1) patience 2) energy, 3) listening –  Educational consultant, former principal & teacher

I like a leader to earn the respect of their employees and be the hardest worker on the team. –  Digital Media Specialist, Sports

  • Trustworthy
  • Inspect what you expect
  • Constructive feedback  – Director of Digital Media Specialties

Confident – Insurance company owner

Hard to pin it down to a single characteristic. There are many things I like to see, but: the most important characteristic of a good leader is that he/she makes good decisions.  – Engineering Professor from major Texas University

Leads by example and willing to roll up sleeves and do the work. – Recruiting Manager, health care

To clearly communicate where we are going (direction) and how we are going to get there. – Project Manager, Consumer Goods

Inspired Confidence – Project Manager,Construction

Compassionate listener with a good moral compass –  Hardware Manager, Telecom

Should be charismatic and inspirational –  Product Manager, Semiconductor

A true leader has the ability to use experiences to empathize with all those around them (not sympathize) and offer guidance and direction while building the team. – PR Consultant/Small Business Owner

I heard Gen. Norman Schwartzcoff (sp.) speak on leadership.  He said a good leader chooses to do the right thing.” – Sales, Medical Devices

The first thing that came to mind was charisma and second, more thoughtful answer, is authenticity.”  HR Director, Computer Business Services

Respect for others. – Job Seeker, Administrative

Walk the talk. – Agency Recruiter/Manager, Finance and IT

Respect – CEO, IT Recruiting Agency

Leading yourself. – Counselor, Outplacement

Intuition – Software Engineer, new supervisor in IT/Telecom

1) To find, recognize and secure the future

2) Understand fundamental change

3) Recognize complexity of systems and how small chgs can cause extreme challenges

4) Charasmatic Leader; Style of Leadership can have profound impact on productivity

5) Power of Vision; Visionary Leadership – Shared Vision is the single most valuable asset to building success

6) Be aware of the political environment around me.

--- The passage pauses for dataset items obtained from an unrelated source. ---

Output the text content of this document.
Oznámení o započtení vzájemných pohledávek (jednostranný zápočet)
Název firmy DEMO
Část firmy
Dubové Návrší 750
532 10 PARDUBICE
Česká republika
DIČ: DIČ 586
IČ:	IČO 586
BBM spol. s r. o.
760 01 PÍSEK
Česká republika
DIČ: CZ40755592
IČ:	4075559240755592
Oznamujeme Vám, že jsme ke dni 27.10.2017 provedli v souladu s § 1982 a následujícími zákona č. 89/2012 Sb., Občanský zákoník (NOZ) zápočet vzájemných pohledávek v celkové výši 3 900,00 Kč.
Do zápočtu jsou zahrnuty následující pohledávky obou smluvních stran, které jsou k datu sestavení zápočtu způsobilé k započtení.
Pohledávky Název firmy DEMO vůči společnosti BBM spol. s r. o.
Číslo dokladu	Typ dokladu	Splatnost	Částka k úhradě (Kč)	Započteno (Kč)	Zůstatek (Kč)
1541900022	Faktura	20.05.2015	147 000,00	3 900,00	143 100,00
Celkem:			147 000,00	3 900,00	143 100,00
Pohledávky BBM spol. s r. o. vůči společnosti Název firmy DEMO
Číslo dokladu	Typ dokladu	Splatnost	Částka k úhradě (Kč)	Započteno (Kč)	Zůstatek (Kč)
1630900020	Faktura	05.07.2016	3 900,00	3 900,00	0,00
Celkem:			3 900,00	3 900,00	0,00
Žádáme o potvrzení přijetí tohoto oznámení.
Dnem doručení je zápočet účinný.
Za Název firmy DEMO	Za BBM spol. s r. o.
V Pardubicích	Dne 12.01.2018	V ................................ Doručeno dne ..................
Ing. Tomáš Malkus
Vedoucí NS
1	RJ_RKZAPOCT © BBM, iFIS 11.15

7) Get into a people management role.

8) Look for self-development activities.

9) Focus on results-driven performance.

10) Speak my mind.   Consultant in Cyber Security

Lead by example not by words and know his people like family. – Senior VP-Sales & Marketing, Senors for various applications

Reward the performers, motivate the laggards, and , assuage the “prima donnas. – Manager, telecom

Management is by and through others, build a good team and then lead it. – Program Manager, IT

Moxie and…

Defined on dictionary.com as

1.  vigor; verve; pep.

2.  courage and aggressiveness; nerve.

3.  skill; know-how.

That about covers it!!!!! – Employment Attorney

 Leadership means being extraordinary, compassionate, able to make decisions with many variations, depending on the individual.   I am grateful to my colleagues and friends for their responses are insightful and thought-provoking.  I urge you to take time to make your own list of what leadership means to you and then act on it.  All of us should be working to be better leaders regardless of or job titles and responsibilities.

(The graphic is a compilation of all the comments from the participants in this unsophisticated commentary on what leadership means. A big thanks to Wordle.net  for allowing us to use their software to produce it.)